La Fondation HEC a levé 112 millions d’euros auprès des anciens élèves, les alumni,et des entreprises lors de sa première levée de fond de 2008 à 2013. Président de la Fondation depuis 2015, Bertrand Léonard, explique ce que cette nouvelle source de financement apporte à HEC.

Bertrand Léonard

Olivier Rollot : Vous présidez la Fondation HEC depuis le printemps dernier. Qu’est-ce qu’elle apporte à l’école ?

Bertrand Léonard : D’abord ce qui mobilise toute l’équipe de la Fondation, c’est l’importance des enjeux. HEC est aujourd’hui une des toutes premières business school européennes. Il faut l’aider à rejoindre la cour des dix premières mondiales. Le nouveau statut de l’école, qui lui confère davantage d’autonomie, devrait être un élément-clé.

En tout, la Fondation apporte chaque année entre 7 et 8 millions d’euros à HEC (sur un budget total de l’école de 115 millions). 40% vont au développement des bourses d’études. La responsabilité sociale est au cœur de notre motivation. Il faut qu’HEC conserve et accroit son degré d’ouverture.

A long terme, pour donner à l’école, de manière solide et pérenne, tous les moyens de son ambition, nous devrons constituer un fond de réserve dont les intérêts permettront d’alimenter notre contribution annuelle à l’école. Sur les 112 millions de la précédente levée de fonds, une moitié a ainsi été mise en réserve et l’autre affectée au budget de l’école.

O. R : Donner une plus grande diversité sociale à HEC c’est cela le premier objectif de la Fondation ?

B. L : En quelques années le taux de boursier est passé de 7% à 15% sans créer pour cela une voie particulière d’accès. Nous avons une mission citoyenne. Elle démarre dès le lycée avec des actions de tutorat et de soutien financier en partenariat avec Fratelli et les Cordées de la Réussite. Elle se décline ensuite dans les classes prépas, où nous aidons certains étudiants méritants – même s’ils n’intégreront pas forcément HEC ensuite -, au sein de prépa classique et même de prépas technos. Partout nous préférons tutorer des étudiants, qui ne possèdent pas forcément tous les codes pour intégrer une grande école, et les mettre au niveau que vont demander ensuite les entreprises. Nous ne sommes pas exactement dans la même logique des filières ZEP de Sciences Po ou de l’affirmative action américaine.

O. R : Ces fondations, c’est le modèle des grandes universités privées américaines ?
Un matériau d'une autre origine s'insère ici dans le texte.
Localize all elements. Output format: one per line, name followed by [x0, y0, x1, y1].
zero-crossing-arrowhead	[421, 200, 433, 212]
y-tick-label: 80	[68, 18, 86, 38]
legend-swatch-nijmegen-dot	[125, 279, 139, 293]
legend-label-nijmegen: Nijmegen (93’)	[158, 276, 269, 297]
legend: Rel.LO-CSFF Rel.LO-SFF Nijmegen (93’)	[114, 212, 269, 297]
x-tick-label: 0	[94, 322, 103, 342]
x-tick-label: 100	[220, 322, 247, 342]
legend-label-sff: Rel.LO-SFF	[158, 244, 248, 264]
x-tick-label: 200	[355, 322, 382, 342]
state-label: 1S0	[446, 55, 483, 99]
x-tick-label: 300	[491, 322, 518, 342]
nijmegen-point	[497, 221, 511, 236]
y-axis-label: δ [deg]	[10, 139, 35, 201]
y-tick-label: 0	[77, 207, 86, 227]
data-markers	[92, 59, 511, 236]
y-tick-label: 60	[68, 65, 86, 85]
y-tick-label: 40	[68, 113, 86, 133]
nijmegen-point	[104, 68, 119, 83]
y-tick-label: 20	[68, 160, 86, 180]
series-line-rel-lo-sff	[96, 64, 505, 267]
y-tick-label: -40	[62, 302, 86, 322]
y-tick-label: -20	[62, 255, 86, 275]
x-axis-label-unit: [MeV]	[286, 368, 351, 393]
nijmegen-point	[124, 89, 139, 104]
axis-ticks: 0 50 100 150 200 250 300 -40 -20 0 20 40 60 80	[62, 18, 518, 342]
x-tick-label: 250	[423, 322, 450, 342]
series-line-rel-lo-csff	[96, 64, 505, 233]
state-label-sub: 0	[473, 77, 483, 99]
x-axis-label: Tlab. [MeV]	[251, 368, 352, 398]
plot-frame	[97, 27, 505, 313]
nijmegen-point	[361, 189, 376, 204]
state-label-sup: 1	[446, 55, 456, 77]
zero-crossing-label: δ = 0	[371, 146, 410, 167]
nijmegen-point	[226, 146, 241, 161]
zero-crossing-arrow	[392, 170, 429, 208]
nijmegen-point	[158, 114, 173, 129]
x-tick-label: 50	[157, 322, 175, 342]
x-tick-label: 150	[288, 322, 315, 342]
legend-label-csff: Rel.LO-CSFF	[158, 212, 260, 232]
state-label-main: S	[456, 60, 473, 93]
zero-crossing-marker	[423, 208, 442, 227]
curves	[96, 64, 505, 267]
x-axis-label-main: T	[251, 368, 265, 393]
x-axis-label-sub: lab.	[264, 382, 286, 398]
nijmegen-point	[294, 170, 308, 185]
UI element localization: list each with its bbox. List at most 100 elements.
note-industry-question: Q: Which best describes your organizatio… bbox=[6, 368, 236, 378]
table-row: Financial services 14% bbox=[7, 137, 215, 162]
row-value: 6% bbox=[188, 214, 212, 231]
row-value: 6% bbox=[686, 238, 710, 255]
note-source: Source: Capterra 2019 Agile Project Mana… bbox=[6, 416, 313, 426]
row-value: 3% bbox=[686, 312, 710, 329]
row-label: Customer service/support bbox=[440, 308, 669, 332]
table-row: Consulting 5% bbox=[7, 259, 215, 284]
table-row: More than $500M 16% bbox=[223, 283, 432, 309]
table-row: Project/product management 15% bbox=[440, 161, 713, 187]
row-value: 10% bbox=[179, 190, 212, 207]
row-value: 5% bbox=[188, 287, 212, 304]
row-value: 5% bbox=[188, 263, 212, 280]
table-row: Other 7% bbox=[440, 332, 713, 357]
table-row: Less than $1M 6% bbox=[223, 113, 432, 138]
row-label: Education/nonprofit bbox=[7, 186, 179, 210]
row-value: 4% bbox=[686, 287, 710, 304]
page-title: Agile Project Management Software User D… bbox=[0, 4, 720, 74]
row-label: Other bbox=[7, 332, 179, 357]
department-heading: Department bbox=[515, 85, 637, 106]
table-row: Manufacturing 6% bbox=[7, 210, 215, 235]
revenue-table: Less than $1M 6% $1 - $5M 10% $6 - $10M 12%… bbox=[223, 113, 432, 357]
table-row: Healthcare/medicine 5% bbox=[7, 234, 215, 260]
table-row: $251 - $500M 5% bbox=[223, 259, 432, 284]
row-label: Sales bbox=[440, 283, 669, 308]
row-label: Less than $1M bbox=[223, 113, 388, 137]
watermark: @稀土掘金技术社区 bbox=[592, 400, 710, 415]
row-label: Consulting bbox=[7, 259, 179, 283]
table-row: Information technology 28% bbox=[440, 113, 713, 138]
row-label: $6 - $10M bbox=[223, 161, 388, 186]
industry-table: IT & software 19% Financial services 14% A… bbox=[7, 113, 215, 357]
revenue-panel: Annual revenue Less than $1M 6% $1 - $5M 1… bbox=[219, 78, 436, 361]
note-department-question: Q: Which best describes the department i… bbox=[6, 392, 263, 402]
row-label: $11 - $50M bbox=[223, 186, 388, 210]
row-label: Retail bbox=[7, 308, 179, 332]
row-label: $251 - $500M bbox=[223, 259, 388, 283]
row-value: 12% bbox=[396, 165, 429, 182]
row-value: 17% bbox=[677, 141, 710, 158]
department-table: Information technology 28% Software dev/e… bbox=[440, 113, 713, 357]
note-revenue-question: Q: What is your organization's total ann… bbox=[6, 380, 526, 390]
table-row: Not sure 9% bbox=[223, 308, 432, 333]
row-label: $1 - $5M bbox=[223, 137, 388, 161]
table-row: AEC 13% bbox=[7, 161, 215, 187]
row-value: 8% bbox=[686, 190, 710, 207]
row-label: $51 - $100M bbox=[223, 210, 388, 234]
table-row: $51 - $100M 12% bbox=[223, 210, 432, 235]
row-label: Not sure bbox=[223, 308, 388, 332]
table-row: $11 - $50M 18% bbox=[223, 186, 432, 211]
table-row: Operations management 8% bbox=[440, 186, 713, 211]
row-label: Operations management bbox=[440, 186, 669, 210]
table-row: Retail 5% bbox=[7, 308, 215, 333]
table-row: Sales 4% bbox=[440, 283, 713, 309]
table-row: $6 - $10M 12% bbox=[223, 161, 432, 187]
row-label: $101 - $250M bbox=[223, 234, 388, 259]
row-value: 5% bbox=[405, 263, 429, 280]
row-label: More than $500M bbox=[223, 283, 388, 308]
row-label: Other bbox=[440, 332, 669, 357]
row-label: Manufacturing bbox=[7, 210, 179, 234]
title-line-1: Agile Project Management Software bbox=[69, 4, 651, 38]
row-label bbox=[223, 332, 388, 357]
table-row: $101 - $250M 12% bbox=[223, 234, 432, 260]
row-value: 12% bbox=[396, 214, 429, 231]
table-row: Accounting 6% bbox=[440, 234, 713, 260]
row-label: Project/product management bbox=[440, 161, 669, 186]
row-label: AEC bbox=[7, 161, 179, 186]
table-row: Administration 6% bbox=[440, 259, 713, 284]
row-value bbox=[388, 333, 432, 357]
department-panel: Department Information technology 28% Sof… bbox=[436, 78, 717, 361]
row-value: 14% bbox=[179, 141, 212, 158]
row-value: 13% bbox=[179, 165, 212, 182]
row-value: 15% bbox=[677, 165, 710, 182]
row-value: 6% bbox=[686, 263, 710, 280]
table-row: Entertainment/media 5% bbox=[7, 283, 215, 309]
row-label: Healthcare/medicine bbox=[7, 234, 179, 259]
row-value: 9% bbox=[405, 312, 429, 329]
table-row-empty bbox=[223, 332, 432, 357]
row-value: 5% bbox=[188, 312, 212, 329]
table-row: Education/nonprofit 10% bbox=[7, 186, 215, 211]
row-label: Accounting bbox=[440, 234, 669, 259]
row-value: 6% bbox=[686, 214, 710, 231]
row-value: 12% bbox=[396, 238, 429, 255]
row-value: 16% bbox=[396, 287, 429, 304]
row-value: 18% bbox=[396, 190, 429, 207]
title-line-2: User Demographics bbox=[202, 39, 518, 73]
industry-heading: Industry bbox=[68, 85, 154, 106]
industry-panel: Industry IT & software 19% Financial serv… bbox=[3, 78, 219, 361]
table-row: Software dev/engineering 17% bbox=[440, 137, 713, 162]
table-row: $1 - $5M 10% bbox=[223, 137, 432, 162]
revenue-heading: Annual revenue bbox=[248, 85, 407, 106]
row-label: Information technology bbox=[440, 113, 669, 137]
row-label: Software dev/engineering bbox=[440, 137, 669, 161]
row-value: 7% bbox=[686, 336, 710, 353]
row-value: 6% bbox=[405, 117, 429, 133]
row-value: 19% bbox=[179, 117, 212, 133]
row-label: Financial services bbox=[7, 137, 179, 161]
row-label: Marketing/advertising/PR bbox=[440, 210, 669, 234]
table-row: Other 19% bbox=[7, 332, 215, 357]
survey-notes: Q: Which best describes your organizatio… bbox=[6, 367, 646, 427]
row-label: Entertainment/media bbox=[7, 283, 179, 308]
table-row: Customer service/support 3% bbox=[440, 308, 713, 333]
B. L : La Fondation de la Harvard Business School gère un fonds de réserve 3 milliards de dollars ! Il y a très longtemps que les universités américaines ont créé des fondations. Elles font partie de leur ADN. C’est encore tout récent en France…

O. R : Plus largement, quelles évolutions imaginez-vous pour HEC ?

B. L : Nous sommes face à une révolution digitale dans laquelle chaque étudiant va pouvoir choisir des MOOCs et se créer ses propres parcours d’études certifiés par de grandes universités. Aujourd’hui vous pouvez suivre en ligne les cours du meilleur prof du monde ! Aux Etats-Unis cela va encore plus vite avec des frais de scolarité qui peuvent atteindre les 50 000$ par an quand ces nouveaux programmes mixtes, mêlant MOOCs et sessions présentielles, reviennent trois fois moins cher. Les droits de scolarité étant beaucoup plus bas en Europe, le mouvement y est moins rapide.

O. R : La Fondation contribue au financement des MOOCs d’HEC ?

B. L : La dimension digitale est très présente sur le campus, à plusieurs niveaux. En premier lieu, à travers l’enseignement : en quoi la révolution digitale bouleverse la stratégie des entreprises ? La Chaire Axa sur « Stratégie digitale et Big Data », le centre « Digital Transformation » d’Orange ou la majeure digitale Entrepreneurs destinée aux étudiants d’HEC, de 42 et des Gobelins… abordent tous ce thème-clé. Les MOOCs se développent aussi significativement comme en atteste notamment le succès de la formation certifiante en Finance, ICCF@HEC, conduite par Pascal Quiry.

Déjà HEC propose une dizaine de MOOCs gratuits et pour certains certifiants. L’Ecole, en matière de Mooc, doit choisir ses domaines de prédilection pour construire une offre de très bonne qualité et discriminante. Il reste également à régler des questions de droit d’auteur ou du diffuseur. L’important est que ces MOOCs soient une caisse de résonnance qui contribue à la renommée d’HEC.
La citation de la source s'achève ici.